Elementary, my dear chap. But let us look at the note that the person has sent us, shall we? For funds are low ever since we worked out that the Hound of the Baskervilles was in fact a dog with trust issues! Take a look at it yourself. What do you think?
“But…but this could mean anything!!”
Very much so. What do YOU think it means anyway?
“It says ‘see you on the 7th.’ And there are some colored dots, like a badly focused image on the background…”
Badly focused, eh? Clearly cameras in the so-called ‘future’ have not got any better! But what think you of the words?
“‘See you on the 7th.’ It could be an appointment to meet someone of the seventh of a particular month…”
Or it could be an appointment to meet someone at a golf course. On the seventh hole! The colored spheres could be golf balls.
“Good Lord, Holmes…”
Indeed. Or are they bullet marks, indicative of an assassination that is to take place on the 7th. Maybe via a machine gun because the holes are so close together…
“Or maybe they are the footprints of a gigantic hound?”
Watson! Get a grip on yourself. We worked out that case a long time ago. No, this is clearly the work of a clever mind. A mind that knows it is a cut above the rest, and even though it feels threatened by something called Android (part human?), it clearly has something up its sleeve. Hence the badly focused images which tease the viewer about what they really are.
“And what are they?”
Spotlights, Watson. This is the invitation to an event. Preferably to a theatre of some sort, where a play will be enacted with perhaps a Phone-y script even as the spectators scribble on their Pads and check their Watches. The critics will be in the dark and the believers will see the light…

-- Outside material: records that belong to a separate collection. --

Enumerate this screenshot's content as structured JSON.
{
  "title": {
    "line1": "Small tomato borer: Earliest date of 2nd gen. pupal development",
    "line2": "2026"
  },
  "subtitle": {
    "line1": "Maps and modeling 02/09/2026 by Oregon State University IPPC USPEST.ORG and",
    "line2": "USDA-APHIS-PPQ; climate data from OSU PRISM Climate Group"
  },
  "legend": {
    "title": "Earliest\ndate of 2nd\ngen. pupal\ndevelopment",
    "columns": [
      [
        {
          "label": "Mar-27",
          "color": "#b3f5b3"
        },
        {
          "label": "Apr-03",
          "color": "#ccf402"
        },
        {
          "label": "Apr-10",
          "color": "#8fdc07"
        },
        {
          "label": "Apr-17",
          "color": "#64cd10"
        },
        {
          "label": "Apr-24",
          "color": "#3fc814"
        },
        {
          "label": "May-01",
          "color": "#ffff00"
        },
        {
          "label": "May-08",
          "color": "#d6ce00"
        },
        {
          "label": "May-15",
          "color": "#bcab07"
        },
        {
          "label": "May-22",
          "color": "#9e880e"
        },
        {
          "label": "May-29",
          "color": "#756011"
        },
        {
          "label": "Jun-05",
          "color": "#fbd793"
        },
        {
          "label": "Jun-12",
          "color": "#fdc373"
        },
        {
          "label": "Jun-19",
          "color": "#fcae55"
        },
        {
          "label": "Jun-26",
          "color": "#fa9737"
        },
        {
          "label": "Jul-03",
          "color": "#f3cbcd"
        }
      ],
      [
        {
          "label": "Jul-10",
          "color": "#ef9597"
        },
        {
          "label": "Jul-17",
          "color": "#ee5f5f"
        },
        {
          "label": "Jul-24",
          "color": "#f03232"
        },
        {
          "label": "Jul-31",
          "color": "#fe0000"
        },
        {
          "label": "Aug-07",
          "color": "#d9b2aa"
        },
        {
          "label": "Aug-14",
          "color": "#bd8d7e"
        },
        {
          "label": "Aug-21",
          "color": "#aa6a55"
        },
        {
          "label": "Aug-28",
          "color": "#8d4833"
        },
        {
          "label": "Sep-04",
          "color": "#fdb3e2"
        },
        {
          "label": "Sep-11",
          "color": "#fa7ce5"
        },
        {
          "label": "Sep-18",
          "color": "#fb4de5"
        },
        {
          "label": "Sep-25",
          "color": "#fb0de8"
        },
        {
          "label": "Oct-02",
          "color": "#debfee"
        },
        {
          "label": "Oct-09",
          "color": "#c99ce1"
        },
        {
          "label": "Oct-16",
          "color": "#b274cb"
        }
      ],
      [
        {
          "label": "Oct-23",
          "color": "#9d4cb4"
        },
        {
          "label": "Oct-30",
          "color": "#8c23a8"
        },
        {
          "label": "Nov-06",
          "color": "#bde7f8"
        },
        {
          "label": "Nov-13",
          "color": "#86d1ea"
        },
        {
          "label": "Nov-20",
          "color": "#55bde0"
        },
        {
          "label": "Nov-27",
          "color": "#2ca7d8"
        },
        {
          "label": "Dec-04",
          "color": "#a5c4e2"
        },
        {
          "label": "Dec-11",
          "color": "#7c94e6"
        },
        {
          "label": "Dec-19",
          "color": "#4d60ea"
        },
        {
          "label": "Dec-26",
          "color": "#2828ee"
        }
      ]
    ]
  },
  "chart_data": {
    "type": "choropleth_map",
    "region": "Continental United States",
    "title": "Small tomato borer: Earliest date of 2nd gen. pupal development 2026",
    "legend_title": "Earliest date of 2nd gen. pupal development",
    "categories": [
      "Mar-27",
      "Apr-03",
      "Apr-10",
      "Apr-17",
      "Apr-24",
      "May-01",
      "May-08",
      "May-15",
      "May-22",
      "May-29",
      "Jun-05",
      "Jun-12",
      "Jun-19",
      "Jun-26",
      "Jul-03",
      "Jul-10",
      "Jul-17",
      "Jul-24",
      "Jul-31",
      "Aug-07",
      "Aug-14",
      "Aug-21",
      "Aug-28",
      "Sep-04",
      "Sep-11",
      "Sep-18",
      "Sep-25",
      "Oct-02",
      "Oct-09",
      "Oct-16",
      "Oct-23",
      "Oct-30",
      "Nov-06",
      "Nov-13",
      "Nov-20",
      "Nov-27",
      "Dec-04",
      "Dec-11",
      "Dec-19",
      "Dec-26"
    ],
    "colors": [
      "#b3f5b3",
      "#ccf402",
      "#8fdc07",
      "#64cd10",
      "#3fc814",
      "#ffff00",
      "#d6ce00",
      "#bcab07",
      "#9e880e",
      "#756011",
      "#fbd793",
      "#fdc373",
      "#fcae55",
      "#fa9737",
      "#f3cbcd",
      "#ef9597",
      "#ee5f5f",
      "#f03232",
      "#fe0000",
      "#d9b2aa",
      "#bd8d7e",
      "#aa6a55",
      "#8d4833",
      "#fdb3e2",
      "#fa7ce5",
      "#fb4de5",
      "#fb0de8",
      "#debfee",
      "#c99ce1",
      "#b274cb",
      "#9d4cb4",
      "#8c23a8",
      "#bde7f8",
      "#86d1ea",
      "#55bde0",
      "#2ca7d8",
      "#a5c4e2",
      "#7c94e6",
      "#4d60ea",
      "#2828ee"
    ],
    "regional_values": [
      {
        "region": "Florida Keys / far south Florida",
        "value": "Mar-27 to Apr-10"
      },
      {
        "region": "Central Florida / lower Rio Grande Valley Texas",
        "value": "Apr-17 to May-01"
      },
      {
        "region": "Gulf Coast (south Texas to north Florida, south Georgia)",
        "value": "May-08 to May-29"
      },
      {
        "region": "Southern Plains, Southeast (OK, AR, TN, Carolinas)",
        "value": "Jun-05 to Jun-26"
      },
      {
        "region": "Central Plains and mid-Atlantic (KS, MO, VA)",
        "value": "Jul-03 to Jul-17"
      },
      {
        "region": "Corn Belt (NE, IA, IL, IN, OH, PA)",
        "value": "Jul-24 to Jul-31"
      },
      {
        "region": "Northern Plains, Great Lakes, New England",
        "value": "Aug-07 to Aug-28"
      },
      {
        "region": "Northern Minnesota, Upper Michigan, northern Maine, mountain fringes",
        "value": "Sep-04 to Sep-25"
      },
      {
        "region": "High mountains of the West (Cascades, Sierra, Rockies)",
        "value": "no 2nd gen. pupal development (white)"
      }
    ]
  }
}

“Tough for the actors, then…”
Yes, indeed. There have been no Jobs of late, but people always Cook up something. I am sure they will this time as well. They always do when it comes to the Big Apple. Always a new System of Operations, always new Tunes, always looking for Stabilization of their own Images, focusing on new Applications and touching screens with depth.
“Are you sending him an answer then?”
Yes, indeed, Watson. On the lines of what I told you. I hope he will be pleased this time. He did pay the last time around but had asked me if I could get him a leak. I wonder if he has some interest in toilets. Odd people, these bloggers of the ‘future.’ Come, Watson, let’s go and send him his answer.
“The game is afoot then?”
Indeed it is. Only this time it is not a foot. It is a phone. And it is coming on the 7th!